More interestingly was a controversy that developed when some Myanmar unions suggested that certain groups and individuals had been planted at the conference in order to skew the vote for Myanmar's delegate to the June 2013 ILO conference in Geneva.  The Myanmar Times reports:
The first day of the largest labour conference in Myanmar in more than 50 years was marred by conflict between participants over the selection of a delegate for an international meeting in Geneva... Some 88 Generation members and labour delegates said they doubted whether all of the participants were from registered labour organisations, suggesting some may have been planted to affect the outcome of the vote for a Myanmar delegate to send to the International Labour Conference in Geneva, Switzerland in June. “I have doubts about voting for a delegate to go to Geneva. How can we vote if we don’t even know the other people sitting here,” one labour delegate said at the meeting. Mr Ross Wilson, the chief technical adviser for the ILO Freedom of Association Program in Yangon, attempted to resolve the dispute after the lunch break. One representative from a Myanmar non-government organisation, who asked not to be named, said they believed some groups were trying to derail the conference. “I think this kind of conference has come early for Myanmar, at a time when people are not yet used to labour organisations. Some political groups can take advantage of the situation,” she said.

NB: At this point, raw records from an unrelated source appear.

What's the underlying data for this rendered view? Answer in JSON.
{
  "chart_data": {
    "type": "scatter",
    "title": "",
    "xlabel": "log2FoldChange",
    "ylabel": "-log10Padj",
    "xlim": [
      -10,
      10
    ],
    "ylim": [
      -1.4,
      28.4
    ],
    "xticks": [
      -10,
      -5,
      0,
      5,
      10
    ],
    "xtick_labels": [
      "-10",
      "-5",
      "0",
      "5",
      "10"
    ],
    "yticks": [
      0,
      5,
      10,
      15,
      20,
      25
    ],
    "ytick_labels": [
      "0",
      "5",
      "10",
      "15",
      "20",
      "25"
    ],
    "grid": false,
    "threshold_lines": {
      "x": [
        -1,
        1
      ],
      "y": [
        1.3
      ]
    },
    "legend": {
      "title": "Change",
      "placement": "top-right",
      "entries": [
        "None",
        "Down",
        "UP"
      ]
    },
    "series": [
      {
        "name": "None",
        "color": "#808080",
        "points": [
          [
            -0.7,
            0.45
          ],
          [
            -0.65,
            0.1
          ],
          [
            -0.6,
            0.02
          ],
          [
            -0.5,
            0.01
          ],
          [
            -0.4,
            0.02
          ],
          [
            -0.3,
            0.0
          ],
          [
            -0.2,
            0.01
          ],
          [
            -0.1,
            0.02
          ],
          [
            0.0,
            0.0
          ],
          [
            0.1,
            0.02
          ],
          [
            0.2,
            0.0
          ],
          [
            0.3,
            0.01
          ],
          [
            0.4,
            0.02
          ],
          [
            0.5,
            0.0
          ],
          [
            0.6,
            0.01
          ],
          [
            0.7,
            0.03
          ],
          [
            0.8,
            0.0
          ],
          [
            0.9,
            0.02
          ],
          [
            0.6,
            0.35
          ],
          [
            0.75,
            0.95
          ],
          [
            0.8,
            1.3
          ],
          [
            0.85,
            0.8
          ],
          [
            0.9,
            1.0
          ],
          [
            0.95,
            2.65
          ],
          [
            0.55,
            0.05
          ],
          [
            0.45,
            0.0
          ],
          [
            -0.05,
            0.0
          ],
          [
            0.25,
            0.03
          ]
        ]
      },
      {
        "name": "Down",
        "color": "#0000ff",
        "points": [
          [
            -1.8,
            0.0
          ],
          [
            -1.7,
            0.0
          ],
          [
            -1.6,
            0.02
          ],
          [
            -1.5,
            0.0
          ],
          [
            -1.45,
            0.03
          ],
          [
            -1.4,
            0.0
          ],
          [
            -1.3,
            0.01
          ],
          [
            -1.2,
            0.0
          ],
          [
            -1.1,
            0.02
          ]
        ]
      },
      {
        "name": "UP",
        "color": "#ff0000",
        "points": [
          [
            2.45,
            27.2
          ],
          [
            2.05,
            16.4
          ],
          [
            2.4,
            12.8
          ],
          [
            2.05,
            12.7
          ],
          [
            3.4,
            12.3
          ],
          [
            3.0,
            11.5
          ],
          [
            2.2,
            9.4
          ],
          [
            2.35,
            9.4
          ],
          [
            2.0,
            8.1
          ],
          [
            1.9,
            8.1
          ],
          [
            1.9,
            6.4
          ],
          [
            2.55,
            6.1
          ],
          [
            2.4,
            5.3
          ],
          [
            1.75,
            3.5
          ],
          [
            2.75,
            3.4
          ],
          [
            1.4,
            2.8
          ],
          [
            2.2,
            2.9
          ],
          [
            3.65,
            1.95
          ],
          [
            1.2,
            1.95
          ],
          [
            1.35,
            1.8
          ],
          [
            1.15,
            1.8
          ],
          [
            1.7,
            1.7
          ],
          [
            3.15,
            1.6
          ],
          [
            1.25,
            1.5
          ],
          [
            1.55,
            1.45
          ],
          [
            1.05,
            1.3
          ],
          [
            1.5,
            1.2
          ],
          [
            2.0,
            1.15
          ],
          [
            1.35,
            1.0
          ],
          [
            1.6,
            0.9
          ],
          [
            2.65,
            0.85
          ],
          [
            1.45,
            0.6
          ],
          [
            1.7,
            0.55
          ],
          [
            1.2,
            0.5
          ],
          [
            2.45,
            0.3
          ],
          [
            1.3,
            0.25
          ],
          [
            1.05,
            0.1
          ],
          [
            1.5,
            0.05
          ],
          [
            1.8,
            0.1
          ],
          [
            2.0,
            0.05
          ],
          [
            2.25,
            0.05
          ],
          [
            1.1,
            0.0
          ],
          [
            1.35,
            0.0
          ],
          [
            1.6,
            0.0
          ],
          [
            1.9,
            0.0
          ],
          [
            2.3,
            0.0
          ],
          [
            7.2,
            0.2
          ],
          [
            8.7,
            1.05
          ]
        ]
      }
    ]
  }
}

An RFA video of the event shows FTUB's U Maung Maung walk out in anger along with a group of his supporters in response to the dispute.  It appears that some groups and labour activists were suggesting that FTUB had brought in additional people in order to skew the vote to get U Maung Muang elected as the Myanmar representative for the coming ILO conference.  In the video U Maung Maung states that he will not attend the conference because it "has no rules".  However, RFA reports that U Maung Maung nonetheless came back to attend the following day.  The other labour delegates in the video state that FTUB "has no position in Myanmar."